To achieve this goal, he said, “it would be necessary to increase the current pace from five to six times to 1 million kicks a day”. He said his team will act more aggressively to increase vaccine administration, but even with 1 million a day, it will take months to vaccinate the majority of the population.

“This will be the biggest operational challenge we have ever faced as a nation,” he added. “We are going to do that. It will require a lot of new effort. It is not yet underway.”

Biden said his government will also invoke the Defense Production Act, a wartime law that allows the president to compel companies to prioritize manufacturing for national security, to ensure that manufacturers have enough materials for vaccine production. He said he would also use the authority to expand the production of personal protective equipment, such as masks.

He added that his administration will “establish vaccination sites and send mobile units to communities that are difficult to access”.

Although more than 11.4 million doses of vaccines were distributed to states on Monday, just over 2.1 million doses were administered, according to the Centers for Disease Control and Prevention. The agency notes that its data may be out of step with the actual number of doses administered as states and jurisdictions report the data.

“A big difference between the number of doses delivered and the number of doses administered is expected at this point in the COVID vaccination program due to several factors, including delays in notification of administered doses, management of vaccine stocks available by jurisdictions and pending release of vaccination through the federal pharmaceutical partnership program for long-term care, “says the agency on its vaccine tracking website.

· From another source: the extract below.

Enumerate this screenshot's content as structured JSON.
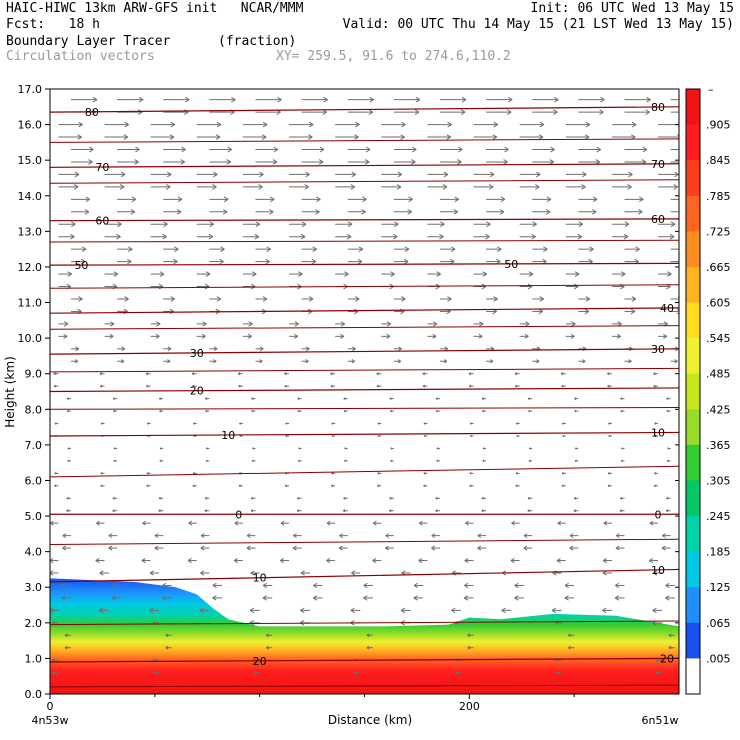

CDC representatives did not return CNBC’s request for further comment on the disparity between administered doses and distributed doses.

Dr. Anthony Fauci, director of the National Institute of Allergy and Infectious Diseases, acknowledged on CNN on Tuesday that the vaccine’s launch was slower than anticipated.

“We are certainly not in the numbers we wanted at the end of December,” he said in an interview with Jim Sciutto. “I believe that as we move into January, we will see an increase in momentum, which, Jim, I hope will allow us to reach the projected pace.”

Michael Pratt, spokesman for Operation Warp Speed, reiterated that the number of doses administered by the CDC is likely to be an under-count due to delays in data reporting.

“Operation Warp Speed ​​continues on its way to having approximately 40 million doses of vaccine and allocating 20 million doses for the first vaccinations by the end of December 2020, with distribution of the 20 million first doses in the first week of January , as states make requests from them, “he said in a statement.

Dr. Atul Gawande, a member of Biden’s Covid-19 advisory team, said on Tuesday on “CBS This Morning” that the new government does not “have all the information necessary to understand where the bottlenecks are.”

He also noted that he is concerned that the Trump administration is being overly optimistic about the vaccination schedule. Trump’s HHS secretary Alex Azar said the general public should be vaccinated by March.

“I am concerned about the promise of when things will return to normal,” said Gawande, a surgeon at Brigham and Women’s Hospital in Boston and a professor at Harvard University.

He promised that the Biden government will be more transparent about where the problems lie, whether in the manufacture, distribution or administration of the injections.